Entrei no quarto vagarosamente, com medo do que poderia vir após a discussão entre as duas.

Suspirei ao ver Ayuzawa virada novamente para a janela, observando as nuvens escuras e pesadas com certo fascínio.

Bati levemente a porta atrás de mim e andei em sua direção. Observei o aparelho que havia, de princípio, vindo buscar, descansando cuidadosamente em cima do criado-mudo ao lado de sua cama.

– Ayuzawa? – parei atrás da garota, esperando uma resposta, qualquer que fosse.

Ela se virou, e me encarou surpresa. Ela olhou para baixo rapidamente, desviando o olhar.

Com cuidado, coloquei a mão em seu rosto e o ergui, para que pudesse olhar em seus olhos. Ele estava vermelho, a marca exata da mão de uma pessoa em sua face esquerda.

– O que houve com o seu rosto? – ela suspirou. A resposta era meio óbvia: levara um tapa. Ela puxou minha mão de seu rosto, soltando-a em seguida. Suspirei. – Você entendeu o que eu quis dizer com a pergunta. O que houve de verdade está bem óbvio, Ayuzawa.

– O passado... Foi isso o que aconteceu. Este lugar está fazendo muitas pessoas recordarem coisas que já haviam sido enterradas no fundo de nossas memórias... Para alguns, no fundo dos corações também.

A agarrei pelos ombros o mais gentilmente que podia e a fitei.

– Por que não explica propriamente?! – disse, o tom de voz um pouco mais alto do que eu tinha a intenção de usar.

Novamente ela se soltou de minhas mãos, dizendo:

– É passado, Usui! E eu não vivo mais lá. Não há o que explicar, não há o que relembrar. Não me faça lembrar ainda mais de coisas desnecessárias que vão trazer apenas memórias ruins sobre um passado incompleto e que eu deixei para trás há muitos anos – apertou a mão que, sem perceber, ela ainda segurava. – Por favor... Não me faça ter que lembrar novamente o que eu tentei esquecer...

Eu a abracei, tentando acalmá-la.

– Venha, Ayuzawa. Deite-se na cama e descanse. Você não parece muito bem, talvez tenha sido a chuva.

Ela me seguiu obedientemente, deitando-se na cama logo a seguir.

– Hey, Usui... – chamou. O ar brincalhão de seus olhos e seu tom presunçoso haviam retornado.

– Sim?

– Posso te fazer duas perguntas? – dei de ombros, sentando perto de suas pernas.
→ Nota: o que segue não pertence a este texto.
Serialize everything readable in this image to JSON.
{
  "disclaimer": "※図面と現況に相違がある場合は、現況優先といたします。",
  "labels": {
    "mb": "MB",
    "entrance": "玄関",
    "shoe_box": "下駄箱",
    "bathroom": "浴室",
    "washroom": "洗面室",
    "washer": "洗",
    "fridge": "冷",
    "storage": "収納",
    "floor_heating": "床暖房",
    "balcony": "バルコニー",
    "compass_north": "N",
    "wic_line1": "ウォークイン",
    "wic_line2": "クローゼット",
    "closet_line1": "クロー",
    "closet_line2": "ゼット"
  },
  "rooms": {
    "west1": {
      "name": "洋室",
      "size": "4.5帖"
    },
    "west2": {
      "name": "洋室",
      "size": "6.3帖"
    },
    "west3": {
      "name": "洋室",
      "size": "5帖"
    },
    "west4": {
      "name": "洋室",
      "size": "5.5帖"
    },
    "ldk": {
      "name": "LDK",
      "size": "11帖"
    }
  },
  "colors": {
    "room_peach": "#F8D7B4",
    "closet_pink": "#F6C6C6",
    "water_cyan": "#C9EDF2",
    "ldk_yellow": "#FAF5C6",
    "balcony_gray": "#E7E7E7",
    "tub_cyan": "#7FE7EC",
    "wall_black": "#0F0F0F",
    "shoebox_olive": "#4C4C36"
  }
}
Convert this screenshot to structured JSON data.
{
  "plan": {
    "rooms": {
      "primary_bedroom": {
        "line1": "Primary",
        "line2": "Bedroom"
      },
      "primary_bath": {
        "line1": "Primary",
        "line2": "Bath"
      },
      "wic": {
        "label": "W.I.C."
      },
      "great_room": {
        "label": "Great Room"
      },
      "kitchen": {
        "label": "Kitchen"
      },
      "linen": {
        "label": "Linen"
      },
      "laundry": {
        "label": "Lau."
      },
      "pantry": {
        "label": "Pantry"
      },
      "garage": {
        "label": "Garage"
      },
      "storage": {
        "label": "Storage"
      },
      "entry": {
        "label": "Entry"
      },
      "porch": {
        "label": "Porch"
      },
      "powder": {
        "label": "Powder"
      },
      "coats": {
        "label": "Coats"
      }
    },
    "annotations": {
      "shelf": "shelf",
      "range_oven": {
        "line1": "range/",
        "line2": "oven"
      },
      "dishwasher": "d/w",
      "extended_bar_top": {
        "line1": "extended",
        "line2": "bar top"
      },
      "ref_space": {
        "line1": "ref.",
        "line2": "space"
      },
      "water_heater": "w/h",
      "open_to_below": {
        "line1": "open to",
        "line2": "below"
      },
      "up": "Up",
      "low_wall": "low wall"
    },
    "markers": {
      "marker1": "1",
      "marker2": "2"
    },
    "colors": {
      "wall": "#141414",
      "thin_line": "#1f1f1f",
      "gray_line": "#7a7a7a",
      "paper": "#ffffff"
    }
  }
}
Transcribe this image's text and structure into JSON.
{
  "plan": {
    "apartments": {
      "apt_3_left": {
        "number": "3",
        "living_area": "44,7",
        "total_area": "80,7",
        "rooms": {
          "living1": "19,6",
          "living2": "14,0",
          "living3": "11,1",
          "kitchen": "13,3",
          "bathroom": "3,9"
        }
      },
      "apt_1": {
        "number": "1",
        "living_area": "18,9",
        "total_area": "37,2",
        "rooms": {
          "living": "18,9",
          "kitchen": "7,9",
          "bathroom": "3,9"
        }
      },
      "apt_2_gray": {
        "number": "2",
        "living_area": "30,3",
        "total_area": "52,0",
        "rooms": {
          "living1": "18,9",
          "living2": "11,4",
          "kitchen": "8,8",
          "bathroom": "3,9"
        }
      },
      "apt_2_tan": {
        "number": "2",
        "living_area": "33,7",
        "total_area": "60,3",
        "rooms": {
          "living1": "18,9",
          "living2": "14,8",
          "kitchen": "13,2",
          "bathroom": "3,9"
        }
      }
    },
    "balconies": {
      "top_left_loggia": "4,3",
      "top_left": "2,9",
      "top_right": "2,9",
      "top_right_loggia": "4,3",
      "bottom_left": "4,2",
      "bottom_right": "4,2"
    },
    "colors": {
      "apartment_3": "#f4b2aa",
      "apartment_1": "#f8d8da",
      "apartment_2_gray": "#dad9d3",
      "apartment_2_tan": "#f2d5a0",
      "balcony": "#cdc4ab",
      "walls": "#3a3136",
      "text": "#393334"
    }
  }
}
– Por que voltou? – ri. Claro que ela iria perguntar. Apontei para o aparelho em cima da cômoda, perto de seu travesseiro. Ela sorriu. – Imaginei que fosse seu.

– Então, qual é a segunda pergunta? – questionei, curioso.

– Você acha que vai ficar uma marca? – disse, e apontou para a bochecha.

Gargalhei, olhando sua expressão.

– Irá. Aliás, já está uma marca. E está bastante vermelho também. Aquela garota tem uma mão e tanto – sorri. Ela arqueou a sobrancelha, e eu me lembrei, um pouco tarde, que ela não sabia que eu estava do lado de fora do quarto no momento da briga.

Ela se sentou, puxando o cobertor consigo.

– Você escutou, não foi?- acusou.

Ah, ela vai ficar brava...

– Não foi minha intenção. Depois de revirar o quarto inteiro atrás de meu celular, eu tive que voltar para ver se não o havia deixado aqui. Quando eu cheguei à porta do quarto, a garota já estava aqui, e vocês já estavam discutindo.

– Qual foi a primeira coisa que você escutou?

– ... Algo como: se afaste de Usui Takumi, se não me engano.

Ela me olhou, carrancuda. Ela ficou brava.

– Por que você não foi embora e voltou outra hora?! – quis saber.

– Porque vocês estavam falando de mim... E admito que a curiosidade falou mais alto quando escutei a sua resposta – sorri, lembrando-me do que Ayuzawa respondera.

Ela suspirou. Parecia frustrada.

Se jogou na cama novamente, cobrindo o rosto. Ficou quieta por alguns segundos; parecia pensar sobre o que deveria fazer a seguir. Por fim, rosnou para mim:

– Vá embora.

Ri e me deitei ao seu lado, apoiando o cotovelo na cama, e suspendendo minha cabeça com a mão.

– Você não está com raiva, Ayuzawa. Também não está chateada, e sei que não quer que eu saia de verdade – puxei vagarosamente o cobertor para baixo, para poder ver seu rosto novamente. Como eu imaginei, a garota não estava com raiva, mas sim corada.

– Faça como quiser – respondeu por fim, emburrada e embaraçada.

– Então você quer que eu fique? – provoquei.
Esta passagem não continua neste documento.